In sub-Saharan Africa, the average fee for sending $200 increased from 7.4% in Q3 2023 to 7.9% in Q4 2023. The tax on money transfers may push funds toward informal and risk-prone channels, potentially posing a threat to formal money transfers in African economies.
Notably, Nigeria faces the largest potential loss at $168.2 million, followed by Egypt with $54.15 million, Kenya with $38.11 million, and Ghana with $33.63 million. Remittances remain an important source of private external finance projected to grow in the years ahead.

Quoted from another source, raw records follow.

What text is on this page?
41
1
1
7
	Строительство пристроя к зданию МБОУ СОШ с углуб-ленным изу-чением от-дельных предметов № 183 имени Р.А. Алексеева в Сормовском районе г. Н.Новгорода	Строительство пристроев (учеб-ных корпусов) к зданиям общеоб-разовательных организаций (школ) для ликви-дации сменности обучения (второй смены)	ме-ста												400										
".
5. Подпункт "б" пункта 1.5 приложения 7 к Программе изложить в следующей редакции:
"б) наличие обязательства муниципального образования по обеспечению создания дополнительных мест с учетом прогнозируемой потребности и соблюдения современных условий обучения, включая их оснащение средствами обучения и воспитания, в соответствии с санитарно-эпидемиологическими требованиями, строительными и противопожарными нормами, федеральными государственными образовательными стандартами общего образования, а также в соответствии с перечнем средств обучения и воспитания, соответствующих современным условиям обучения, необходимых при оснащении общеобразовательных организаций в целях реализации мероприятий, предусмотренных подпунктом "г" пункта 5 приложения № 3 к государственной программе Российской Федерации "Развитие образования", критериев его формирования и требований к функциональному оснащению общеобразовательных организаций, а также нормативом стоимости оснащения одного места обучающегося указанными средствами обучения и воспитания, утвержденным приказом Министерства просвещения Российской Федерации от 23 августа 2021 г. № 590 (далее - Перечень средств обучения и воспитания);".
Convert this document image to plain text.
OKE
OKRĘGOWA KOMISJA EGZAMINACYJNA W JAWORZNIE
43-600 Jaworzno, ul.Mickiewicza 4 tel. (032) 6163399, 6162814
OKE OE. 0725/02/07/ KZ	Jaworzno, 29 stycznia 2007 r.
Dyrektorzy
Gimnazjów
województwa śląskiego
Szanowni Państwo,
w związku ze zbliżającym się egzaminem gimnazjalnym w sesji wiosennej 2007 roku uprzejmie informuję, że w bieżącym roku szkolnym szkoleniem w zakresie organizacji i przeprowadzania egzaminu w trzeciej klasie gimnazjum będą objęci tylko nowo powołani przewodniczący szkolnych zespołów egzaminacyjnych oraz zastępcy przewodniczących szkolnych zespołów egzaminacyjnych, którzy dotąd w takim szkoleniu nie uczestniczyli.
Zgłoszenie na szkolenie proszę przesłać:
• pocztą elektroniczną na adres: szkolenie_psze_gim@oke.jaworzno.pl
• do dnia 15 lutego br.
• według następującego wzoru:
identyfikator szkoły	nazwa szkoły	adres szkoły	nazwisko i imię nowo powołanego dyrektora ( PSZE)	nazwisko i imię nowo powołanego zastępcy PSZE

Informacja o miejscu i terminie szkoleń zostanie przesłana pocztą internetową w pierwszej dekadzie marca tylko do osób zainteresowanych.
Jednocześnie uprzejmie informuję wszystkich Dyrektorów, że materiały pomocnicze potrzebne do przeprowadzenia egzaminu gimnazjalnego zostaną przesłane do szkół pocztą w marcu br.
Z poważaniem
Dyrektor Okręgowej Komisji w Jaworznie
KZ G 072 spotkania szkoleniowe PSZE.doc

Dilip Ratha, Senior Economist at the World Bank, stated that remittances should be more actively leveraged to support development. Despite the US federal government generating only limited revenue from the tax, the broader impact on African economies could be severe.
[1] Center for Global Development. (2024). The Impact of the US Remittance Tax on African Economies. [3] World Bank. (2024). Remittances and Development: Leveraging Private External Finance for Growth.
The proposed 1% tax on money transfers could lead to a shift from formal remittance channels to informal ones in African economies, as these channels are not subject to the tax or regulatory costs. This shift could negatively impact development opportunities, such as diaspora bonds or investment channels, that leverage remittances for broader economic purposes.
The reduction in formal remittance volumes, due to the added cost and potential shift toward informal channels, could have severe consequences for African economies, affecting families' basic needs, foreign currency reserves, and the formal financial sector.